Pope Francis is once again shaking things up in the Catholic Church. On Tuesday, he issued his first “apostolic exhortation,” declaring a new enemy for the Catholic Church: modern capitalism. “Some people continue to defend trickle-down theories which assume that economic growth, encouraged by a free market, will inevitably succeed in bringing about greater justice and inclusiveness in the world,” he wrote. “This opinion, which has never been confirmed by the facts, expresses a crude and naive trust in the goodness of those wielding economic power and in the sacralized workings of the prevailing economic system.”
He couldn't be much clearer. The pope has taken a firm political stance against right-leaning, pro-free market economic policies, and his condemnation appears to be largely pointed at Europe and the United States.

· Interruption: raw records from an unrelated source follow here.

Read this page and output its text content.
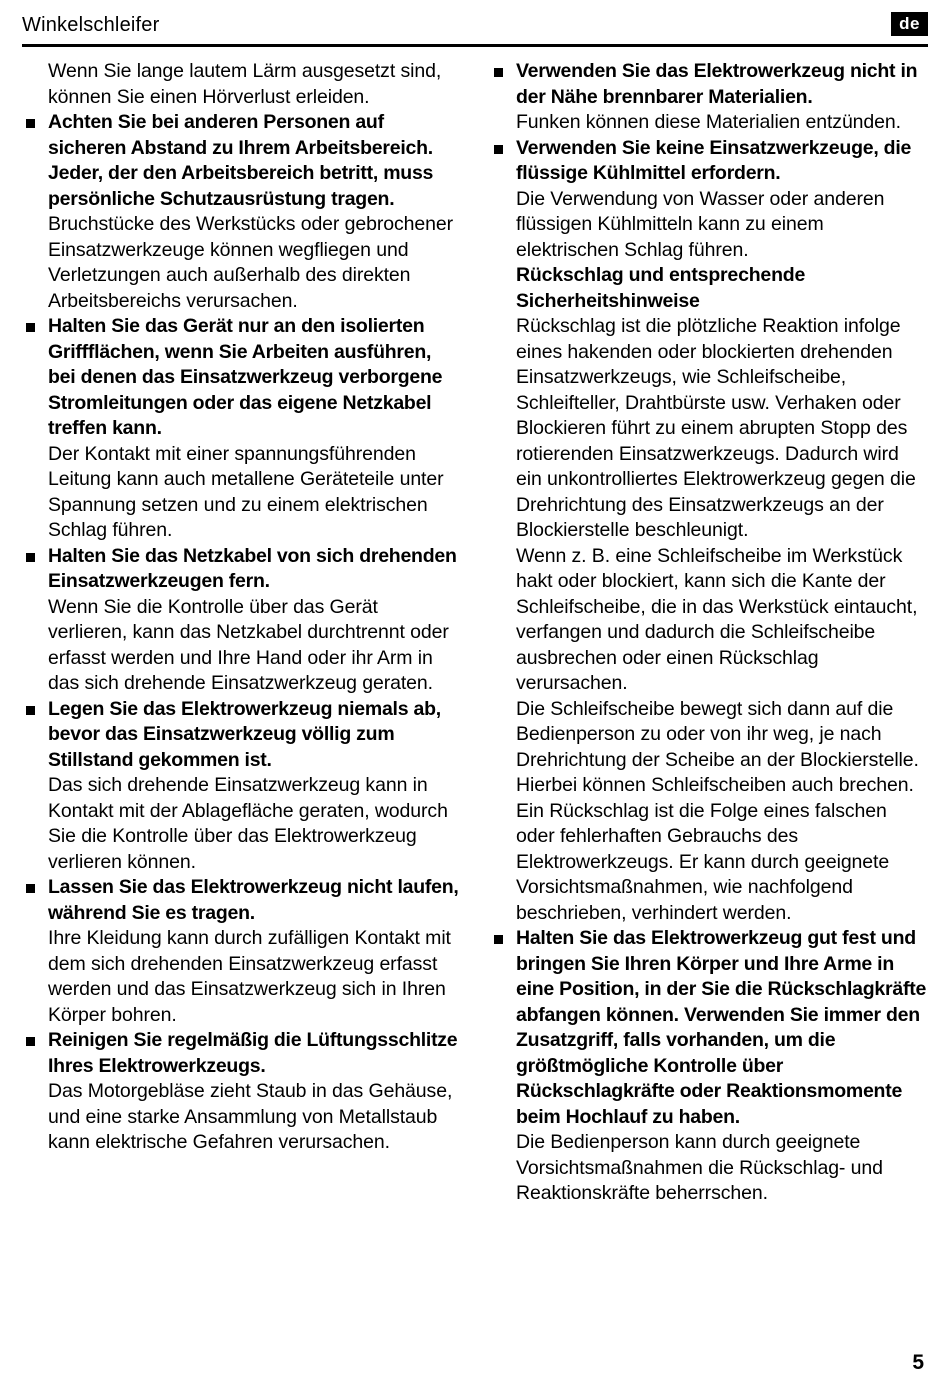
Winkelschleifer	de
Wenn Sie lange lautem Lärm ausgesetzt sind, können Sie einen Hörverlust erleiden.
Achten Sie bei anderen Personen auf sicheren Abstand zu Ihrem Arbeitsbereich. Jeder, der den Arbeitsbereich betritt, muss persönliche Schutzausrüstung tragen.
Bruchstücke des Werkstücks oder gebrochener Einsatzwerkzeuge können wegfliegen und Verletzungen auch außerhalb des direkten Arbeitsbereichs verursachen.
Halten Sie das Gerät nur an den isolierten Griffflächen, wenn Sie Arbeiten ausführen, bei denen das Einsatzwerkzeug verborgene Stromleitungen oder das eigene Netzkabel treffen kann.
Der Kontakt mit einer spannungsführenden Leitung kann auch metallene Geräteteile unter Spannung setzen und zu einem elektrischen Schlag führen.
Halten Sie das Netzkabel von sich drehenden Einsatzwerkzeugen fern.
Wenn Sie die Kontrolle über das Gerät verlieren, kann das Netzkabel durchtrennt oder erfasst werden und Ihre Hand oder ihr Arm in das sich drehende Einsatzwerkzeug geraten.
Legen Sie das Elektrowerkzeug niemals ab, bevor das Einsatzwerkzeug völlig zum Stillstand gekommen ist.
Das sich drehende Einsatzwerkzeug kann in Kontakt mit der Ablagefläche geraten, wodurch Sie die Kontrolle über das Elektrowerkzeug verlieren können.
Lassen Sie das Elektrowerkzeug nicht laufen, während Sie es tragen.
Ihre Kleidung kann durch zufälligen Kontakt mit dem sich drehenden Einsatzwerkzeug erfasst werden und das Einsatzwerkzeug sich in Ihren Körper bohren.
Reinigen Sie regelmäßig die Lüftungsschlitze Ihres Elektrowerkzeugs.
Das Motorgebläse zieht Staub in das Gehäuse, und eine starke Ansammlung von Metallstaub kann elektrische Gefahren verursachen.
Verwenden Sie das Elektrowerkzeug nicht in der Nähe brennbarer Materialien.
Funken können diese Materialien entzünden.
Verwenden Sie keine Einsatzwerkzeuge, die flüssige Kühlmittel erfordern.
Die Verwendung von Wasser oder anderen flüssigen Kühlmitteln kann zu einem elektrischen Schlag führen.
Rückschlag und entsprechende Sicherheitshinweise
Rückschlag ist die plötzliche Reaktion infolge eines hakenden oder blockierten drehenden Einsatzwerkzeugs, wie Schleifscheibe, Schleifteller, Drahtbürste usw. Verhaken oder Blockieren führt zu einem abrupten Stopp des rotierenden Einsatzwerkzeugs. Dadurch wird ein unkontrolliertes Elektrowerkzeug gegen die Drehrichtung des Einsatzwerkzeugs an der Blockierstelle beschleunigt.
Wenn z. B. eine Schleifscheibe im Werkstück hakt oder blockiert, kann sich die Kante der Schleifscheibe, die in das Werkstück eintaucht, verfangen und dadurch die Schleifscheibe ausbrechen oder einen Rückschlag verursachen.
Die Schleifscheibe bewegt sich dann auf die Bedienperson zu oder von ihr weg, je nach Drehrichtung der Scheibe an der Blockierstelle. Hierbei können Schleifscheiben auch brechen.
Ein Rückschlag ist die Folge eines falschen oder fehlerhaften Gebrauchs des Elektrowerkzeugs. Er kann durch geeignete Vorsichtsmaßnahmen, wie nachfolgend beschrieben, verhindert werden.
Halten Sie das Elektrowerkzeug gut fest und bringen Sie Ihren Körper und Ihre Arme in eine Position, in der Sie die Rückschlagkräfte abfangen können. Verwenden Sie immer den Zusatzgriff, falls vorhanden, um die größtmögliche Kontrolle über Rückschlagkräfte oder Reaktionsmomente beim Hochlauf zu haben.
Die Bedienperson kann durch geeignete Vorsichtsmaßnahmen die Rückschlag- und Reaktionskräfte beherrschen.
5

His explicit reference to “trickle-down” economic policies—the hallmark of Ronald Reagan, Margaret Thatcher, and their political successors—is just the beginning: Throughout 224 pages on the future of the Church, he condemns income inequality, “the culture of prosperity,” and “a financial system which rules rather than serves.”
Taken in the context of the last half-century of Roman Catholicism, this is a radical move. Fifty years ago, around the time of the Second Vatican Council, Church leaders quietly declared a very different economic enemy: communism. But Pope Francis’s communitarian, populist message shows just how far the Church has shifted in five decades—and how thoroughly capitalism has displaced communism as a monolithic political philosophy.
I hope Obama does not use a couple of his drones to lob some missiles at the Vatican.
Comments
I too, have been fascinated by this new pope's compassion and concern about people, about justice and equity, but not because I am naive enough to believe that the ruling elite will allow the implementation of his "apostolic exhortations". They will not.
In fact, I wonder if these actions might trigger the fulfillment of the prophecies in the Revelation about the destruction of Babylon the Great, the world empire of false worship. Chapter 17 & 18 paint a conflicted picture because on the one hand the kings of the earth attack and destroy her compelled to do by God and in Chapter 18 they are saddened by their actions.